For here the rhetoric of liberation tips over into contempt. Whoever does not fit into the great plan becomes historical refuse. Whoever is not revolutionary enough is not, say, different, wounded, bound, religious, peasant-like, stubborn, or cautious. He is finished. An obstacle. Material for the judgement of history.

This form of thought is one of the great fire-loads of the nineteenth century. The twentieth century supplied more than enough illustrative material for such sorting.

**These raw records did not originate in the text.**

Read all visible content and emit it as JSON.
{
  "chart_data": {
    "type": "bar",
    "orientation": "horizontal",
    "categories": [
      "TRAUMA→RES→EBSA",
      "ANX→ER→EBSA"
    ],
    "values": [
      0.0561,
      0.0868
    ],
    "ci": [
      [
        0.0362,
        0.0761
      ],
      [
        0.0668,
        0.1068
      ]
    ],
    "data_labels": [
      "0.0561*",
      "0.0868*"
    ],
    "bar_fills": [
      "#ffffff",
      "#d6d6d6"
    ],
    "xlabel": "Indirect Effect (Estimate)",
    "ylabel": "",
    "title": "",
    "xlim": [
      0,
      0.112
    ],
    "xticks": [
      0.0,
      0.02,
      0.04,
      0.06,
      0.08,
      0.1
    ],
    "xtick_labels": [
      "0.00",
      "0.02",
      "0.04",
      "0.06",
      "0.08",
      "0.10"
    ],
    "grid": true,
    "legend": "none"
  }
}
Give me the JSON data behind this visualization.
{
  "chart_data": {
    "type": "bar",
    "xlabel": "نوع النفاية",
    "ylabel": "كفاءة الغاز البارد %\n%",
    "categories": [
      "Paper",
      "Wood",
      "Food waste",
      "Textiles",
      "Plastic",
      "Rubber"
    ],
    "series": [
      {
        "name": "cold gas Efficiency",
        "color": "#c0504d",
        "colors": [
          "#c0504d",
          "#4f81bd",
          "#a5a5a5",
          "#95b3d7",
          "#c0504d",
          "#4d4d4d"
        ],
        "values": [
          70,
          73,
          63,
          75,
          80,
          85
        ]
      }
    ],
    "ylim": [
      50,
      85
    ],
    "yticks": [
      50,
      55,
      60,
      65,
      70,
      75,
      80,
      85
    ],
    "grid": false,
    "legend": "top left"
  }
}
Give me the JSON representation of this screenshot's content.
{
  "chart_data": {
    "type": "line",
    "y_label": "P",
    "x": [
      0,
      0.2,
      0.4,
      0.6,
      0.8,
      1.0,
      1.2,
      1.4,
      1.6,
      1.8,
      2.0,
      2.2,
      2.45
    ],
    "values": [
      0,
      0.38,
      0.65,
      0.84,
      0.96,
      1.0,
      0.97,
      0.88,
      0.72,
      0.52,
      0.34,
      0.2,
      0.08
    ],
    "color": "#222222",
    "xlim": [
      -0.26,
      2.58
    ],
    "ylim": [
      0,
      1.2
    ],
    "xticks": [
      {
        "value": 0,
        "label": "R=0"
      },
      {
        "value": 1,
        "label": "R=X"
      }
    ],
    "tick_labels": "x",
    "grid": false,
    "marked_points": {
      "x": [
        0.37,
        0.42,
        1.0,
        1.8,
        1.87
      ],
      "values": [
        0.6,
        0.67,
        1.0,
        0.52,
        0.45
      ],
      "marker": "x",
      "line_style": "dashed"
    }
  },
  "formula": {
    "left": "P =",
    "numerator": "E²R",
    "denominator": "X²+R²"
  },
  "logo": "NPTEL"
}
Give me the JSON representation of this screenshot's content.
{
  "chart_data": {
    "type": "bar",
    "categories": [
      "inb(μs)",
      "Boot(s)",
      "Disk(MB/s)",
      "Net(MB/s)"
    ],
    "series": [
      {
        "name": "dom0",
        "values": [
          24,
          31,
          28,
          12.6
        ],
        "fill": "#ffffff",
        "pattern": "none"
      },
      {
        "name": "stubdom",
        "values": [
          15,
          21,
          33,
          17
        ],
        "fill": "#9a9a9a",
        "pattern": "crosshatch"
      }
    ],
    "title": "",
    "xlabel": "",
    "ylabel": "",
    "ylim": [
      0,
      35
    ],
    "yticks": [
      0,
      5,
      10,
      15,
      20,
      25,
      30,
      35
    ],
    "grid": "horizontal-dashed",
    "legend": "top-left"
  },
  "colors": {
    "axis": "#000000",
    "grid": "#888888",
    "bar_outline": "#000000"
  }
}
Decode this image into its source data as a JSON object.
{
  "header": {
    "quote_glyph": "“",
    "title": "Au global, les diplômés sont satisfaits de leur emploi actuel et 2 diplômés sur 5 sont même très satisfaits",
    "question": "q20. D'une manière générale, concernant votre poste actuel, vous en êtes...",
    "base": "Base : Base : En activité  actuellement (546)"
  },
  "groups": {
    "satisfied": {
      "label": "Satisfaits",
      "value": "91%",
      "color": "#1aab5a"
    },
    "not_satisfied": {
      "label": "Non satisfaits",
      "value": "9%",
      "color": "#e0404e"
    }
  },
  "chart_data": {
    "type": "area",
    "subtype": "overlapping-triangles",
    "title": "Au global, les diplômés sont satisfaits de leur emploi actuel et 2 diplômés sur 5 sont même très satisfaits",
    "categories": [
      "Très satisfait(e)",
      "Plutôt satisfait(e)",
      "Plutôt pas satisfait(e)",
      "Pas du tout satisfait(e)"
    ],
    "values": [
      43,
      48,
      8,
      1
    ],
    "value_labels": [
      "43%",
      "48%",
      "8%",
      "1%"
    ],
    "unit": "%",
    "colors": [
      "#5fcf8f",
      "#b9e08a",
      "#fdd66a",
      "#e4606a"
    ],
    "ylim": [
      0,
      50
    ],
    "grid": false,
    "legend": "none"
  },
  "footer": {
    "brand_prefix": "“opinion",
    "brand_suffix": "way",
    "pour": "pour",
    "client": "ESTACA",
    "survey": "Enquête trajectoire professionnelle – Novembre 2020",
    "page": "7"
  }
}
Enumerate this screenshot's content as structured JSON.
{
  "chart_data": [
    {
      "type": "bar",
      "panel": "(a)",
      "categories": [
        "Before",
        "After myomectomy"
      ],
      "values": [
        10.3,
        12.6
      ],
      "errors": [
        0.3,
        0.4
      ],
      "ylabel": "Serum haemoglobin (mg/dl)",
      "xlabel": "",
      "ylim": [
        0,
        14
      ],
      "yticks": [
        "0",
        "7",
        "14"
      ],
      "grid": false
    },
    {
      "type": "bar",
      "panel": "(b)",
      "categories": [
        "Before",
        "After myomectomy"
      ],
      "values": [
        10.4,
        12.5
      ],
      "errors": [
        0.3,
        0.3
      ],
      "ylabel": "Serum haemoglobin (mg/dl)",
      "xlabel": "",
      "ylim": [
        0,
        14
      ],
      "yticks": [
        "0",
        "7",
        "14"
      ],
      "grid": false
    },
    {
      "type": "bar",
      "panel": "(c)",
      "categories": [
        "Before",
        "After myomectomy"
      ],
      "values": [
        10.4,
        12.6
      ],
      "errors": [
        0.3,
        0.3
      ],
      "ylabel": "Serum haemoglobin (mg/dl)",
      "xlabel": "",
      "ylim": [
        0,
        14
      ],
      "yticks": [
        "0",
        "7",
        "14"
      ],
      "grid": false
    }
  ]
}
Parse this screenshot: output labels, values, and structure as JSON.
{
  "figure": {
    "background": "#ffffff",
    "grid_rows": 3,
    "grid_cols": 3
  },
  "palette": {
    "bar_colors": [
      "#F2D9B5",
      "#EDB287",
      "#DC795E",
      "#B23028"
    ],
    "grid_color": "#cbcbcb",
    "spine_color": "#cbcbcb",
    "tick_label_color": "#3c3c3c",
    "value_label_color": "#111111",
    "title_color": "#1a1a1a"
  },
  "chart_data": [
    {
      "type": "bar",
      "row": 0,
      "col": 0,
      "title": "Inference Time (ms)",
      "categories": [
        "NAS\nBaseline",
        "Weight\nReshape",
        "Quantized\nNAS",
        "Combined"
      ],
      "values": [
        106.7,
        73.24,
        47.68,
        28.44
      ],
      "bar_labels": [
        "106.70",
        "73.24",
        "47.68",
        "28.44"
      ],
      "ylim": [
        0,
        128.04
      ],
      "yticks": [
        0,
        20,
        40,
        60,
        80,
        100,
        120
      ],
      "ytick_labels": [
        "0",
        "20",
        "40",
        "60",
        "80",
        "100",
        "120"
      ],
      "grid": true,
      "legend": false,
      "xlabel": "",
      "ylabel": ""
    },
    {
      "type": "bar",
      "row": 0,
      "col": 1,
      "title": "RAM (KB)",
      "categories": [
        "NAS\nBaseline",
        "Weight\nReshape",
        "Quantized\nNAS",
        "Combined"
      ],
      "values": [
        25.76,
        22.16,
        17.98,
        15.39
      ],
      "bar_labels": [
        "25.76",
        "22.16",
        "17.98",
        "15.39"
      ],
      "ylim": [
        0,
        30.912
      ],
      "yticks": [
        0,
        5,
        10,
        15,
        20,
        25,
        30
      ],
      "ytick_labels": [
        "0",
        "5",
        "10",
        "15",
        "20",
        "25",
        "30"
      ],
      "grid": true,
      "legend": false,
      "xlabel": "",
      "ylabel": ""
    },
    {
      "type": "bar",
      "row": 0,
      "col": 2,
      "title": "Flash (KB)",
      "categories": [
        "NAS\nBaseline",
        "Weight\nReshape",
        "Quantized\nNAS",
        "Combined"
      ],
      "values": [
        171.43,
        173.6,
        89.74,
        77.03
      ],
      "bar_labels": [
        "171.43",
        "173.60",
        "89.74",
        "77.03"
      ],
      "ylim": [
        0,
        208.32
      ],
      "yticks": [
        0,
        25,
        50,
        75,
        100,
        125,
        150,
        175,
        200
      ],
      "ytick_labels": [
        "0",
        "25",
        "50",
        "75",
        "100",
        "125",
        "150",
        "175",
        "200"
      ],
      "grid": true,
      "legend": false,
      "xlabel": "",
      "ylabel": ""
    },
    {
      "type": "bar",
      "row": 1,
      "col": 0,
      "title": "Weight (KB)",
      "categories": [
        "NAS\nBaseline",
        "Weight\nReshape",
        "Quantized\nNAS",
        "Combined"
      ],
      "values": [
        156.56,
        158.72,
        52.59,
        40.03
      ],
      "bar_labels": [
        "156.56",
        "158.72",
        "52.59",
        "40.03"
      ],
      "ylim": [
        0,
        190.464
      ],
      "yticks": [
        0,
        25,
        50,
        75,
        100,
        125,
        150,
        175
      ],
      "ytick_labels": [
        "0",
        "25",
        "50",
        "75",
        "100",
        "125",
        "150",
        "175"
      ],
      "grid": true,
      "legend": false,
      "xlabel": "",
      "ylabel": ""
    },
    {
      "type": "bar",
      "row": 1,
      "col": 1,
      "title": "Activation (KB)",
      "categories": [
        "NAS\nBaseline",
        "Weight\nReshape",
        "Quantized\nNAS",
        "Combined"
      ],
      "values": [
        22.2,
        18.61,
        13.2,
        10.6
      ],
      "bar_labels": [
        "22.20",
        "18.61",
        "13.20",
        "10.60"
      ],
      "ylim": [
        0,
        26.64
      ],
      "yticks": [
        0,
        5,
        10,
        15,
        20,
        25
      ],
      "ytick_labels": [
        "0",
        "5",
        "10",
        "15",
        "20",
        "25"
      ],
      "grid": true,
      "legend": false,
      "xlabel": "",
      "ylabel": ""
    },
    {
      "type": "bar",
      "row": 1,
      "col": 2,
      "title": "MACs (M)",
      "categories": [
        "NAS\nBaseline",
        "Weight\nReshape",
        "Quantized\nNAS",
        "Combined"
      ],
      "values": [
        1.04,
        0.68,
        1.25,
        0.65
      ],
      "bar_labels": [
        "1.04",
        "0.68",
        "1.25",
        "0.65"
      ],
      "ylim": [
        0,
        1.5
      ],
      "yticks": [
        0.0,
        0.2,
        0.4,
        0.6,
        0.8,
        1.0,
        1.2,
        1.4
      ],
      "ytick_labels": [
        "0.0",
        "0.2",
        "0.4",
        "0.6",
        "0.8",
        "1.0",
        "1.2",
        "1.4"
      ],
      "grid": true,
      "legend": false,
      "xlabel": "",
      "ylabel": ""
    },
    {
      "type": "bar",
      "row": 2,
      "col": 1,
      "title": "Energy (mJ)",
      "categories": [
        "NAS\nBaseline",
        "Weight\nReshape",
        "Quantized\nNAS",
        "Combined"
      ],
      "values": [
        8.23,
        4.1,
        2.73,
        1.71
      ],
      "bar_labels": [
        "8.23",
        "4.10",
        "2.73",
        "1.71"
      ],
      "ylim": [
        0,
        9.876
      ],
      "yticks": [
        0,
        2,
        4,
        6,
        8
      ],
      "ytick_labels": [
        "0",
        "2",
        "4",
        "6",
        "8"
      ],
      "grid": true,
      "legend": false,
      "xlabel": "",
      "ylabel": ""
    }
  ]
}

Progress loves its abstractions. People, class, humanity, future. The larger the word, the more easily the concrete human being disappears inside it. The Breton with his language. The peasant with his rosary. The singer with his old song. The landscape with its dead. The mother who still knows a word the state has no use for.

The Breton song does not answer this with theory. It answers with an animal image. It is not the revolutionary pose that bites back. The people does — in the language they tried to make it forget.

The tame dogs will turn wild.

That is not nice. But truth rarely has the manners its censors prescribe to it. For whoever has been tamed need not remain tamed for ever. And whoever was silent was not therefore in agreement. Sometimes silence was merely the form in which a people survived.

The masters of history like to confuse taming with essence. They take obedience for nature, loss of language for insight, adaptation for consent. They believe that a people has vanished when it no longer presents its case in the capitals.

But a tamed dog is not a piece of furniture.

It remembers.

And it has teeth.


Source note

The Engels passage refers to Friedrich Engels, “Der magyarische Kampf”, first published in the Neue Rheinische Zeitung. Organ der Demokratie, no. 194, 13 January 1849; reprinted in Karl Marx/Friedrich Engels: Werke, vol. 6, Berlin: Dietz, pp. 165–176. There Engels discusses what he calls “Völkerabfälle” and, in this context, also names the Bretons as “Stützen der Bourbonen von 1792 bis 1800” — supporters of the Bourbons from 1792 to 1800. The later intensification, according to which the next world war would make “ganze reaktionäre Völker vom Erdboden verschwinden” — whole reactionary peoples vanish from the face of the earth — and that this would be “auch ein Fortschritt”, also a form of progress, belongs to the same line of argument. The source compilation used here refers to Neue Rheinische Zeitung no. 194 of 13 January 1849, p. 2, to the standardised MEW version, and to the relevant formulations “Völkerruinen”, “Völkerabfälle”, and “gänzliche Vertilgung oder Entnationalisierung”.

For scholarly contextualisation, see Diane Paul, “‘In the Interests of Civilization’: Marxist Views of Race and Culture in the Nineteenth Century”, Journal of the History of Ideas 42/1, 1981, pp. 115–138, DOI: 10.2307/2709420. Paul discusses Marx’s and Engels’s views of race, culture, and civilisation in the nineteenth century and places Engels’s remarks on “reactionary peoples” within that context. The working note also refers to Paul, p. 137, and to Rosdolsky/Himka on the theory of “nonhistoric peoples”.

On the specific question of nationality in Engels, see Roman Rosdolsky, Engels and the “Nonhistoric” Peoples: The National Question in the Revolution of 1848, edited, translated, and introduced by John-Paul Himka, Glasgow: Critique Books, 1986.